- DVD Cover
- Directed by: Paul Matthews
- Written by: Paul Matthews
- Produced by: Elizabeth Matthews Paul Matthews
- Starring: Brittney Bomann; Byron Taylor; Emma Samms; David Warner; Mick Walter;
- Cinematography: Vincent G. Cox
- Edited by: Peter H. Matthews
- Music by: Mark Thomas
- Production company: Peakviewing Transatlantic PLC
- Distributed by: Aquarius TV Edel Media & Entertainment Moviemax Family SBP Top Tape
- Release date: 2001; (USA)
- Running time: 92 minutes
- Country: South Africa
- Language: English
- Budget: $6 million

= The Little Unicorn =

The Little Unicorn is a 2001 South African direct-to-video fantasy adventure film written, co-produced and directed by Paul Matthews.

==Plot==
Polly Regan and her grandfather have to rescue a little unicorn when it's captured by a circus' owners.

==Cast==
- Brittney Bomann as Polly Regan
- Byron Taylor as Toby Cooper
- Emma Samms as Lucy Regan
- David Warner as Ted Regan
- Mick Walter as Mighty
- Joe Penny as Tiny
- George Hamilton as The Great Allonso
- Christopher Atkins as PC Sid Edwards

==Reception==
Vince Leo from Qwipster's Movie Reviews gave the film one and a half out of five stars.
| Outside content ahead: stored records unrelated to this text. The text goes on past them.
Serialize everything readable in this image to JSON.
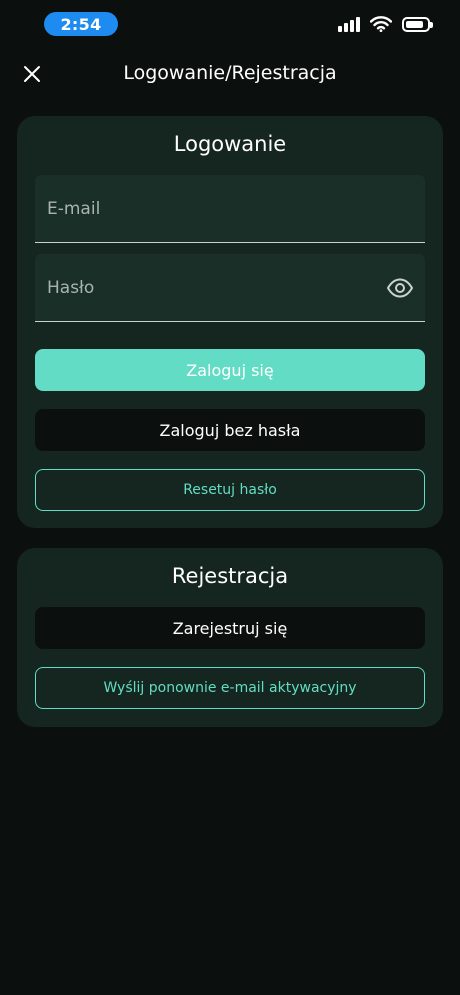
{
  "status_bar": {
    "time": "2:54",
    "signal_icon": "cellular-signal-icon",
    "wifi_icon": "wifi-icon",
    "battery_icon": "battery-icon",
    "battery_level": 0.85
  },
  "header": {
    "close_icon": "close-icon",
    "title": "Logowanie/Rejestracja"
  },
  "login": {
    "title": "Logowanie",
    "email_placeholder": "E-mail",
    "email_value": "",
    "password_placeholder": "Hasło",
    "password_value": "",
    "show_password_icon": "eye-icon",
    "login_button": "Zaloguj się",
    "passwordless_button": "Zaloguj bez hasła",
    "reset_button": "Resetuj hasło"
  },
  "register": {
    "title": "Rejestracja",
    "register_button": "Zarejestruj się",
    "resend_button": "Wyślij ponownie e-mail aktywacyjny"
  },
  "colors": {
    "background": "#0b0f0e",
    "card": "#15251f",
    "field": "#1b2f29",
    "accent": "#62dcc4",
    "status_time_pill": "#1e8bf0"
  }
}
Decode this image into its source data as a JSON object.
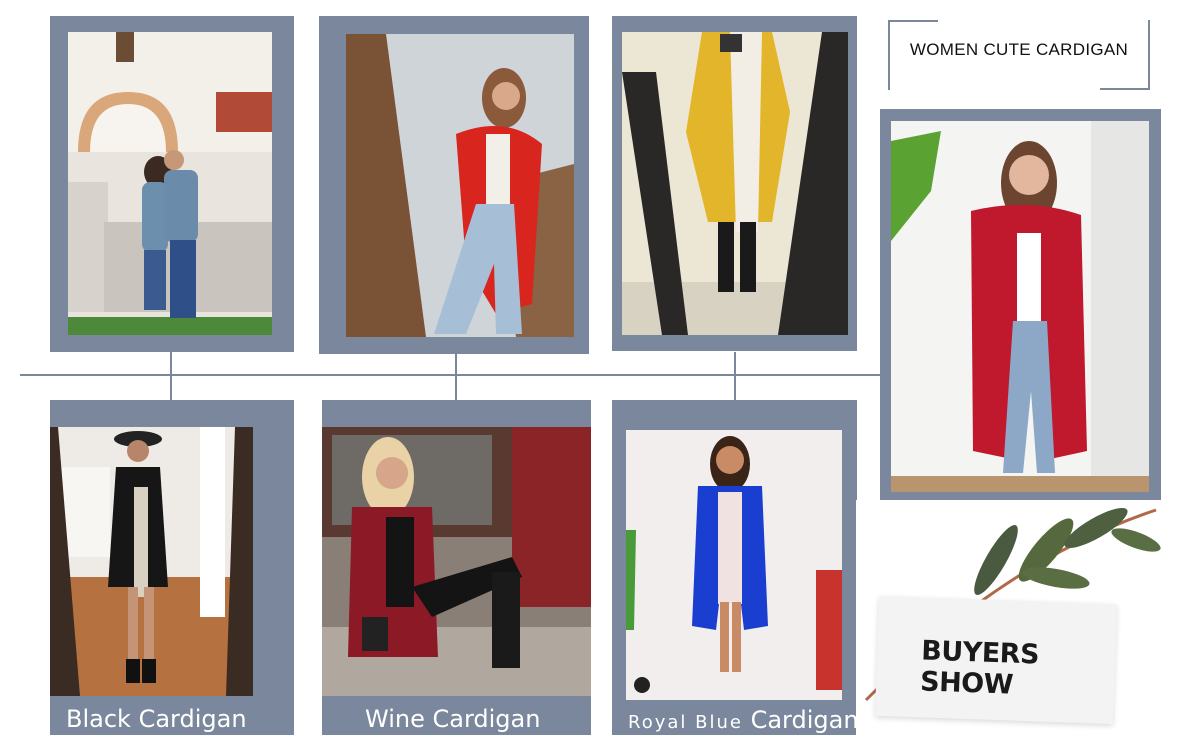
{
  "title": "WOMEN CUTE CARDIGAN",
  "buyers_show": "BUYERS SHOW",
  "photos": [
    {
      "name": "couple-photo",
      "desc": "Couple kissing on stone steps"
    },
    {
      "name": "red-cardigan-photo",
      "desc": "Woman in red cardigan on porch"
    },
    {
      "name": "yellow-cardigan-photo",
      "desc": "Mirror selfie in yellow cardigan"
    },
    {
      "name": "model-red-cardigan-photo",
      "desc": "Model in red long cardigan"
    }
  ],
  "captions": {
    "black": "Black Cardigan",
    "wine": "Wine Cardigan",
    "royal_prefix": "Royal Blue",
    "royal_suffix": "Cardigan"
  },
  "colors": {
    "frame": "#7a879c",
    "red": "#d8261f",
    "yellow": "#e2b52a",
    "wine": "#8b1a26",
    "royal_blue": "#1a3fd0",
    "model_red": "#c0182c"
  }
}
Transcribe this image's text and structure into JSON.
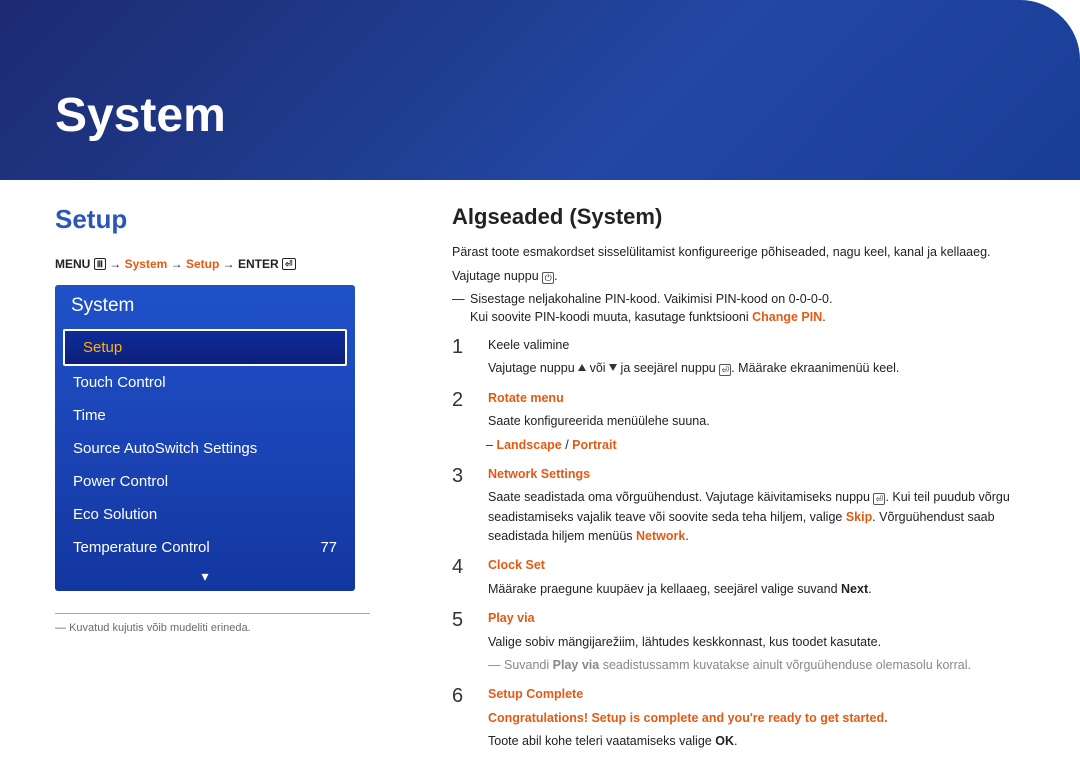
{
  "header": {
    "title": "System"
  },
  "left": {
    "section_title": "Setup",
    "breadcrumb": {
      "menu_label": "MENU",
      "arrow": "→",
      "seg1": "System",
      "seg2": "Setup",
      "enter_label": "ENTER"
    },
    "panel": {
      "title": "System",
      "items": [
        {
          "label": "Setup",
          "value": "",
          "selected": true
        },
        {
          "label": "Touch Control",
          "value": ""
        },
        {
          "label": "Time",
          "value": ""
        },
        {
          "label": "Source AutoSwitch Settings",
          "value": ""
        },
        {
          "label": "Power Control",
          "value": ""
        },
        {
          "label": "Eco Solution",
          "value": ""
        },
        {
          "label": "Temperature Control",
          "value": "77"
        }
      ],
      "more_arrow": "▾"
    },
    "footnote": "Kuvatud kujutis võib mudeliti erineda."
  },
  "right": {
    "title": "Algseaded (System)",
    "intro1": "Pärast toote esmakordset sisselülitamist konfigureerige põhiseaded, nagu keel, kanal ja kellaaeg.",
    "intro2_a": "Vajutage nuppu ",
    "intro2_b": ".",
    "pin1": "Sisestage neljakohaline PIN-kood. Vaikimisi PIN-kood on 0-0-0-0.",
    "pin2_a": "Kui soovite PIN-koodi muuta, kasutage funktsiooni ",
    "pin2_b": "Change PIN",
    "pin2_c": ".",
    "steps": {
      "s1": {
        "num": "1",
        "line1": "Keele valimine",
        "line2_a": "Vajutage nuppu ",
        "line2_b": " või ",
        "line2_c": " ja seejärel nuppu ",
        "line2_d": ". Määrake ekraanimenüü keel."
      },
      "s2": {
        "num": "2",
        "title": "Rotate menu",
        "line": "Saate konfigureerida menüülehe suuna.",
        "opt_a": "Landscape",
        "opt_sep": " / ",
        "opt_b": "Portrait"
      },
      "s3": {
        "num": "3",
        "title": "Network Settings",
        "line_a": "Saate seadistada oma võrguühendust. Vajutage käivitamiseks nuppu ",
        "line_b": ". Kui teil puudub võrgu seadistamiseks vajalik teave või soovite seda teha hiljem, valige ",
        "skip": "Skip",
        "line_c": ". Võrguühendust saab seadistada hiljem menüüs ",
        "network": "Network",
        "line_d": "."
      },
      "s4": {
        "num": "4",
        "title": "Clock Set",
        "line_a": "Määrake praegune kuupäev ja kellaaeg, seejärel valige suvand ",
        "next": "Next",
        "line_b": "."
      },
      "s5": {
        "num": "5",
        "title": "Play via",
        "line": "Valige sobiv mängijarežiim, lähtudes keskkonnast, kus toodet kasutate.",
        "note_a": "Suvandi ",
        "note_b": "Play via",
        "note_c": " seadistussamm kuvatakse ainult võrguühenduse olemasolu korral."
      },
      "s6": {
        "num": "6",
        "title": "Setup Complete",
        "congrats": "Congratulations! Setup is complete and you're ready to get started.",
        "line_a": "Toote abil kohe teleri vaatamiseks valige ",
        "ok": "OK",
        "line_b": "."
      }
    }
  }
}
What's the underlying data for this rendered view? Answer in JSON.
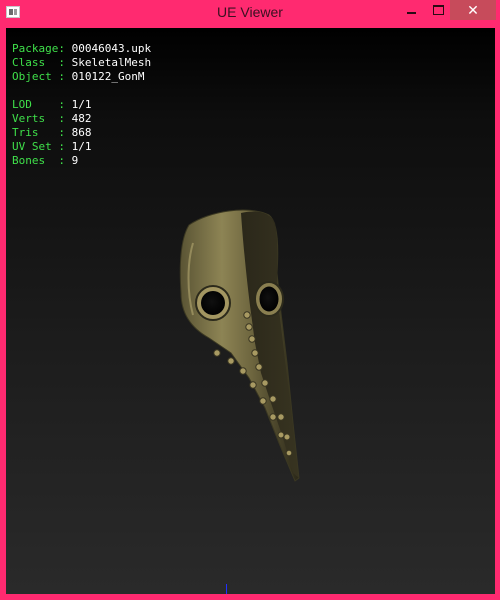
{
  "window": {
    "title": "UE Viewer",
    "icon": "app-icon",
    "controls": {
      "minimize_icon": "minimize-icon",
      "maximize_icon": "maximize-icon",
      "close_glyph": "✕"
    }
  },
  "info": {
    "package_key": "Package:",
    "package_val": "00046043.upk",
    "class_key": "Class  :",
    "class_val": "SkeletalMesh",
    "object_key": "Object :",
    "object_val": "010122_GonM",
    "lod_key": "LOD    :",
    "lod_val": "1/1",
    "verts_key": "Verts  :",
    "verts_val": "482",
    "tris_key": "Tris   :",
    "tris_val": "868",
    "uvset_key": "UV Set :",
    "uvset_val": "1/1",
    "bones_key": "Bones  :",
    "bones_val": "9"
  },
  "colors": {
    "titlebar": "#ff2a70",
    "close_button": "#c74b5b",
    "info_key": "#3fe04a",
    "info_value": "#ffffff"
  }
}
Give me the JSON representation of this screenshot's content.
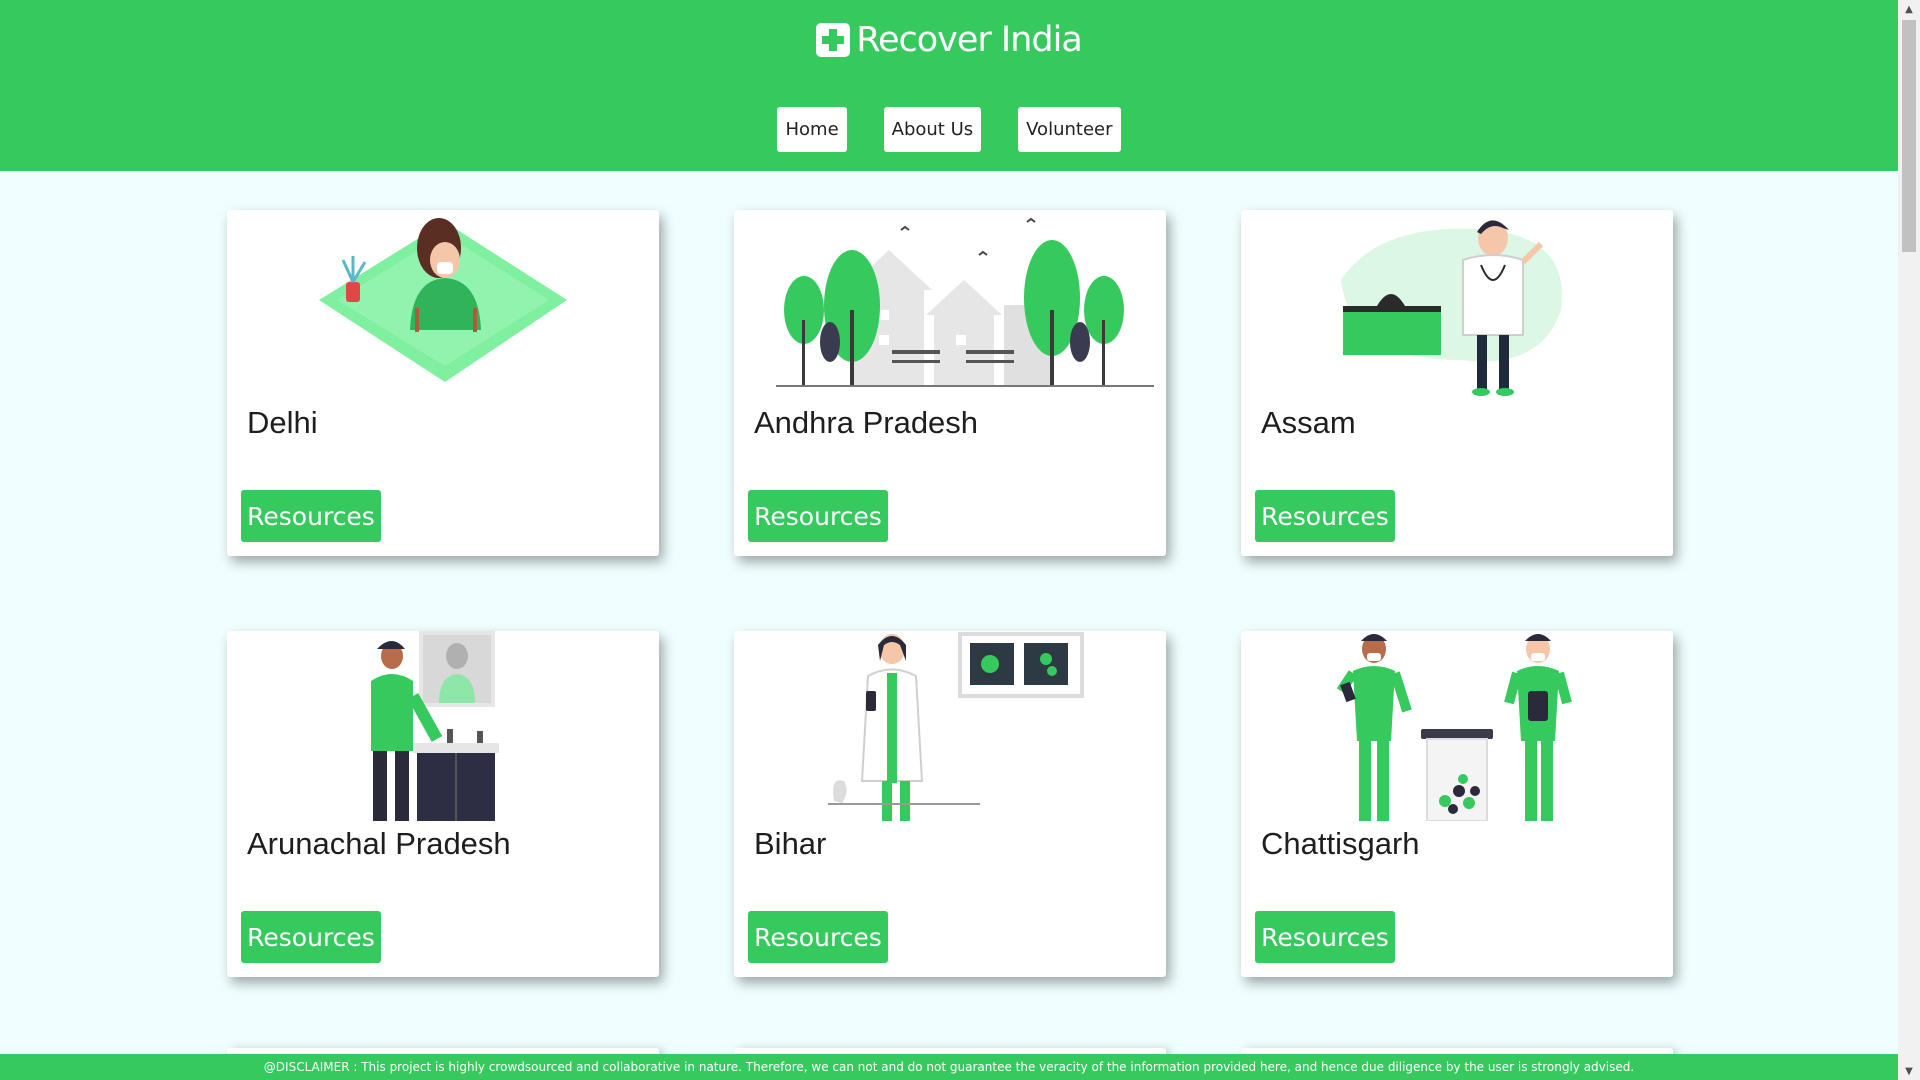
{
  "header": {
    "title": "Recover India",
    "logo_icon": "medical-plus-icon",
    "nav": [
      {
        "label": "Home"
      },
      {
        "label": "About Us"
      },
      {
        "label": "Volunteer"
      }
    ]
  },
  "cards": [
    {
      "state": "Delhi",
      "button": "Resources",
      "illustration": "masked-woman-illustration"
    },
    {
      "state": "Andhra Pradesh",
      "button": "Resources",
      "illustration": "park-city-illustration"
    },
    {
      "state": "Assam",
      "button": "Resources",
      "illustration": "doctor-illustration"
    },
    {
      "state": "Arunachal Pradesh",
      "button": "Resources",
      "illustration": "handwashing-illustration"
    },
    {
      "state": "Bihar",
      "button": "Resources",
      "illustration": "doctor-xray-illustration"
    },
    {
      "state": "Chattisgarh",
      "button": "Resources",
      "illustration": "nurses-pills-illustration"
    }
  ],
  "footer": {
    "disclaimer": "@DISCLAIMER : This project is highly crowdsourced and collaborative in nature. Therefore, we can not and do not guarantee the veracity of the information provided here, and hence due diligence by the user is strongly advised."
  },
  "colors": {
    "brand_green": "#36c95d",
    "page_background": "#f0feff",
    "card_background": "#ffffff"
  }
}
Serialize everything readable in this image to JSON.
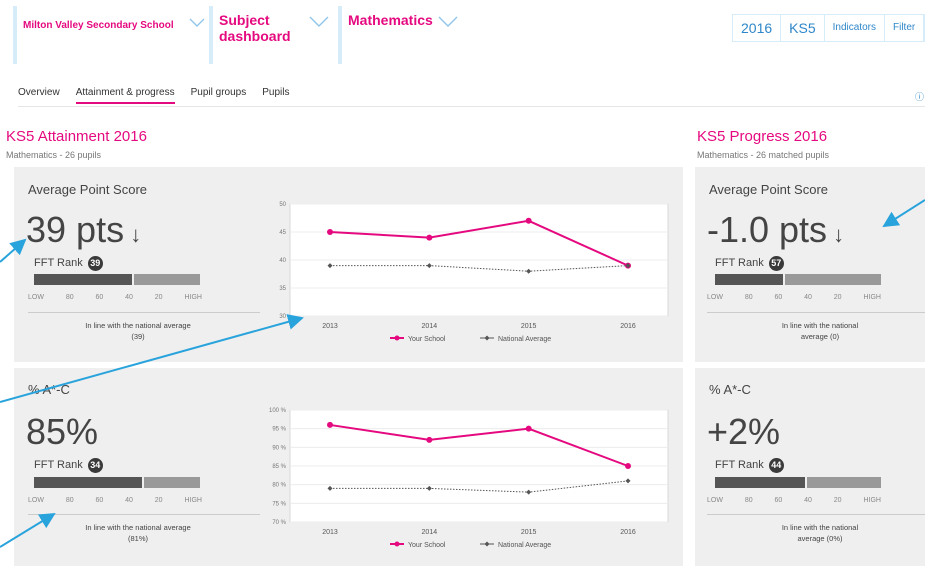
{
  "header": {
    "school": "Milton Valley Secondary School",
    "dashboard": "Subject dashboard",
    "subject": "Mathematics",
    "filters": [
      "2016",
      "KS5",
      "Indicators",
      "Filter"
    ]
  },
  "tabs": [
    "Overview",
    "Attainment & progress",
    "Pupil groups",
    "Pupils"
  ],
  "share_label": "ⓘ",
  "attainment": {
    "title": "KS5 Attainment 2016",
    "subtitle": "Mathematics - 26 pupils",
    "aps": {
      "label": "Average Point Score",
      "value": "39 pts",
      "rank_label": "FFT Rank",
      "rank": "39",
      "scale": [
        "LOW",
        "80",
        "60",
        "40",
        "20",
        "HIGH"
      ],
      "note": "In line with the national average (39)"
    },
    "ac": {
      "label": "% A*-C",
      "value": "85%",
      "rank_label": "FFT Rank",
      "rank": "34",
      "scale": [
        "LOW",
        "80",
        "60",
        "40",
        "20",
        "HIGH"
      ],
      "note": "In line with the national average (81%)"
    }
  },
  "progress": {
    "title": "KS5 Progress 2016",
    "subtitle": "Mathematics - 26 matched pupils",
    "aps": {
      "label": "Average Point Score",
      "value": "-1.0 pts",
      "rank_label": "FFT Rank",
      "rank": "57",
      "scale": [
        "LOW",
        "80",
        "60",
        "40",
        "20",
        "HIGH"
      ],
      "note": "In line with the national average (0)"
    },
    "ac": {
      "label": "% A*-C",
      "value": "+2%",
      "rank_label": "FFT Rank",
      "rank": "44",
      "scale": [
        "LOW",
        "80",
        "60",
        "40",
        "20",
        "HIGH"
      ],
      "note": "In line with the national average (0%)"
    }
  },
  "colors": {
    "accent": "#e5097f",
    "link": "#2f87c9",
    "arrow": "#29a3dc",
    "national": "#555555"
  },
  "chart_data": [
    {
      "type": "line",
      "categories": [
        "2013",
        "2014",
        "2015",
        "2016"
      ],
      "series": [
        {
          "name": "Your School",
          "values": [
            45,
            44,
            47,
            39
          ],
          "color": "#e5097f"
        },
        {
          "name": "National Average",
          "values": [
            39,
            39,
            38,
            39
          ],
          "color": "#555555"
        }
      ],
      "yticks": [
        "30",
        "35",
        "40",
        "45",
        "50"
      ],
      "ylim": [
        30,
        50
      ]
    },
    {
      "type": "line",
      "categories": [
        "2013",
        "2014",
        "2015",
        "2016"
      ],
      "series": [
        {
          "name": "Your School",
          "values": [
            96,
            92,
            95,
            85
          ],
          "color": "#e5097f"
        },
        {
          "name": "National Average",
          "values": [
            79,
            79,
            78,
            81
          ],
          "color": "#555555"
        }
      ],
      "yticks": [
        "70 %",
        "75 %",
        "80 %",
        "85 %",
        "90 %",
        "95 %",
        "100 %"
      ],
      "ylim": [
        70,
        100
      ]
    }
  ]
}
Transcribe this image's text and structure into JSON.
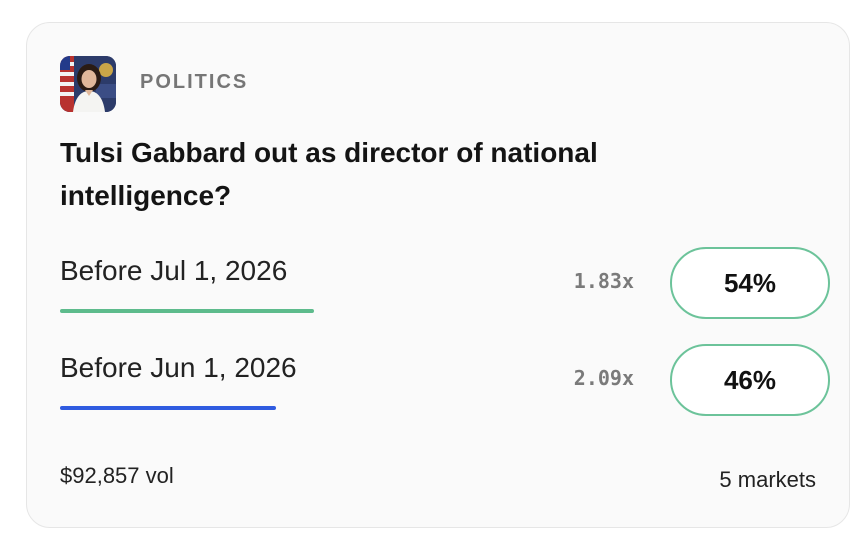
{
  "market": {
    "category": "POLITICS",
    "title": "Tulsi Gabbard out as director of national intelligence?",
    "outcomes": [
      {
        "label": "Before Jul 1, 2026",
        "multiplier": "1.83x",
        "percent": "54%",
        "probability": 0.54,
        "bar_color": "#5dbb8c"
      },
      {
        "label": "Before Jun 1, 2026",
        "multiplier": "2.09x",
        "percent": "46%",
        "probability": 0.46,
        "bar_color": "#2f5be0"
      }
    ],
    "volume": "$92,857 vol",
    "markets_count": "5 markets"
  },
  "theme": {
    "card_background": "#fafafa",
    "button_border": "#6cc39a",
    "muted_text": "#767676"
  },
  "icons": {
    "avatar": "person-portrait-avatar"
  }
}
He was critical about the movie and failed to find any good aspect in its production. He stated: "Unless you are a young child who is obsessed with unicorns, there is just nothing here at all to recommend. The Little Unicorn is as derivative as they come, with an undercurrent of ugliness that seems out-of-place in what should be a heartwarming tale. It's dreadfully boring and noisy, and about the longest 80 minutes you could spend doing just about anything. Writer-director Paul Matthews followed this up with another similar film, The Last Leprechaun, with much of the same cast. I'll probably never review it, since I've already dubbed Unicorn with the alternate title, 'THE LAST PAUL MATTHEWS FILM I'LL EVER SEE.'"

In 2017, RiffTrax released a downloadable version of The Little Unicorn with a comedic commentary track.